KKTV reported that all of the students it talked to on the UCCS campus disagreed with the contents of the newsletter.
"They try and talk about inclusion as a principle. Yet, they're excluding one of the most important members of society, those that are guarding our freedom to even talk about this," Joe Hollmann, one UCCS student told the news station.
Another student, Caleb Hensley, simply responded by saying, "you can't fight hate with hate."
The author of the newsletter, however, didn't have a problem with veterans attending trade schools and community colleges.
Army and law enforcement veteran and internet blogger Paul O'Leary logically argued against that premise in a convincing post on the Havok Journal. Here's what O'Leary had to say in response, particularly as it relates to veterans' alleged treatment of LGBT students:
Why do you feel it is acceptable to minimize the safety and well-being of those who attend trade schools? Are you assuming there are no LGBTQQIP2SAA students going to trade schools? Do you feel they are somehow less deserving of a safe and flourishing educational environment than their peers in the traditional four-year universities? Or is the problem that you just feel you and your university student colleagues are simply better than they are? Do you look down from the lofty reaches of your superior school and gaze upon the chattel of humanity with the smugness of uncaring indifference? If so, I suggest you take a long, hard look at yourself and who you want to be.

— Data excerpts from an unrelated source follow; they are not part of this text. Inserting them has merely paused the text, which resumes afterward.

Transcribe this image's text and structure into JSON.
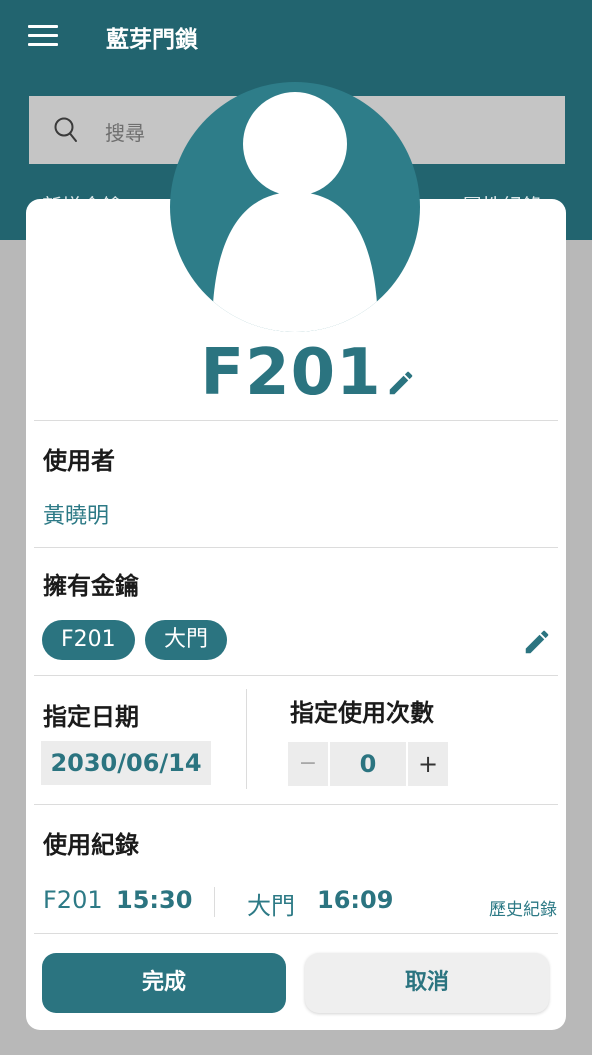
{
  "app": {
    "title": "藍芽門鎖"
  },
  "search": {
    "placeholder": "搜尋"
  },
  "tabs": {
    "left": "新增金鑰",
    "right": "屬性紀錄"
  },
  "device": {
    "name": "F201"
  },
  "user_section": {
    "label": "使用者",
    "value": "黃曉明"
  },
  "keys_section": {
    "label": "擁有金鑰",
    "chips": [
      "F201",
      "大門"
    ]
  },
  "date_section": {
    "label": "指定日期",
    "value": "2030/06/14"
  },
  "count_section": {
    "label": "指定使用次數",
    "minus": "−",
    "value": "0",
    "plus": "+"
  },
  "log_section": {
    "label": "使用紀錄",
    "entries": [
      {
        "key": "F201",
        "time": "15:30"
      },
      {
        "key": "大門",
        "time": "16:09"
      }
    ],
    "history_link": "歷史紀錄"
  },
  "actions": {
    "done": "完成",
    "cancel": "取消"
  },
  "colors": {
    "primary": "#2b7480",
    "appbar": "#22646f",
    "overlay": "#b8b8b8"
  }
}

O'Leary goes on to take issue with the author's assertion that military culture is like a "white supremacist organization."
So, a couple thoughts here: If black service members make up between 17 and 20 percent of the military, versus 14 percent representation in American society overall, can this truly be described as a white supremacist organization? With black, female, Hispanic, and Asian service members holding senior leadership positions across a vast spectrum of fields from combat arms to support to administrative, including generals and sergeants major, can this truly be called a white supremacist organization? With a system of advancement that is overwhelmingly based on performance with little to no regard for racial or socioeconomic background, can you really call the military a white supremacist organization?